Chem Biol Drug Des. 2012 Jun;79(6):916-25. doi: 10.1111/j.1747-0285.2012.01348.x. Epub 2012 Feb 20.
HIV protease is a key enzyme to play a key role in the HIV-1 replication cycle and control the maturation from HIV viruses to an infectious virion. HIV-1 protease has become an important target for anti-HIV-1 drug development. Here, we used molecular dynamics simulation to study the binding mode between mannitol derivatives and HIV-1 protease. The results suggest that the most active compound (M35) has more stable hydrogen bonds and stable native contacts than the less active one (M17). These mannitol derivatives might have similar interaction mode with HIV-1 protease. Then, 3D-QSAR was used to construct quantitative structure-activity models. The cross-validated q(2) values are found as 0.728 and 0.611 for CoMFA and CoMSIA, respectively. And the non-cross-validated r(2) values are 0.973 and 0.950. Nine test set compounds validate the model. The results show that this model possesses better prediction ability than the previous work. This model can be used to design new chemical entities and make quantitative prediction of the bioactivities for HIV-1 protease inhibitors before resorting to in vitro and in vivo experiment.

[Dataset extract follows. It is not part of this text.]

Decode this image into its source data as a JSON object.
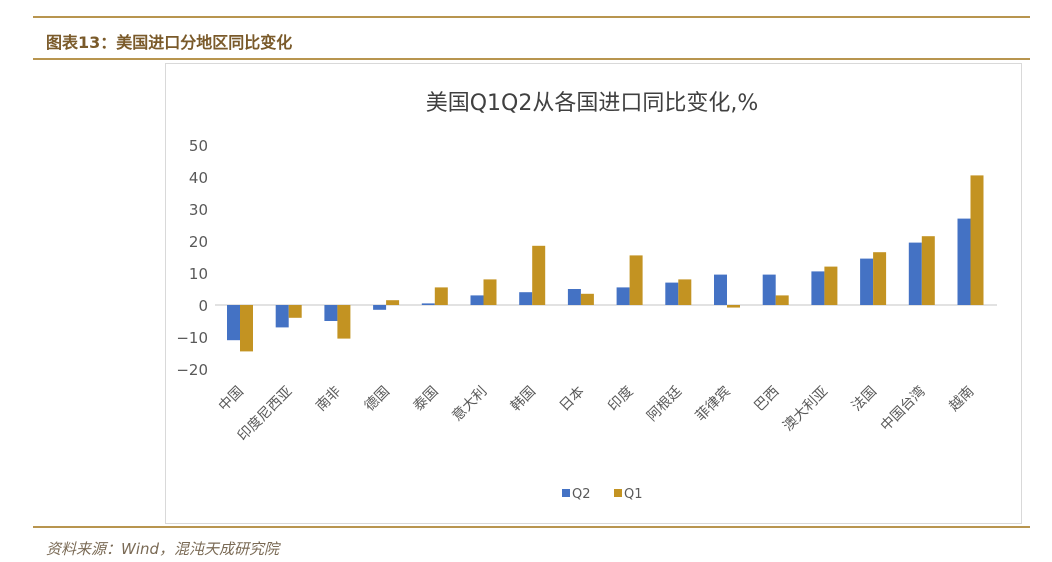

HIV 蛋白酶是 HIV-1 复制周期中发挥关键作用的关键酶,控制 HIV 病毒向感染性病毒颗粒的成熟。HIV-1 蛋白酶已成为抗 HIV-1 药物开发的重要靶点。在这里,我们使用分子动力学模拟研究甘露醇衍生物与 HIV-1 蛋白酶的结合模式。结果表明,最活跃的化合物(M35)比不活跃的化合物(M17)具有更稳定的氢键和稳定的天然接触。这些甘露醇衍生物可能与 HIV-1 蛋白酶具有相似的相互作用模式。然后,我们使用 3D-QSAR 构建定量构效关系模型。CoMFA 和 CoMSIA 的交叉验证 q(2) 值分别为 0.728 和 0.611。非交叉验证 r(2) 值分别为 0.973 和 0.950。9 个测试集化合物验证了该模型。结果表明,该模型比以前的工作具有更好的预测能力。该模型可用于设计新的化学实体,并在进行体外和体内实验之前对 HIV-1 蛋白酶抑制剂的生物活性进行定量预测。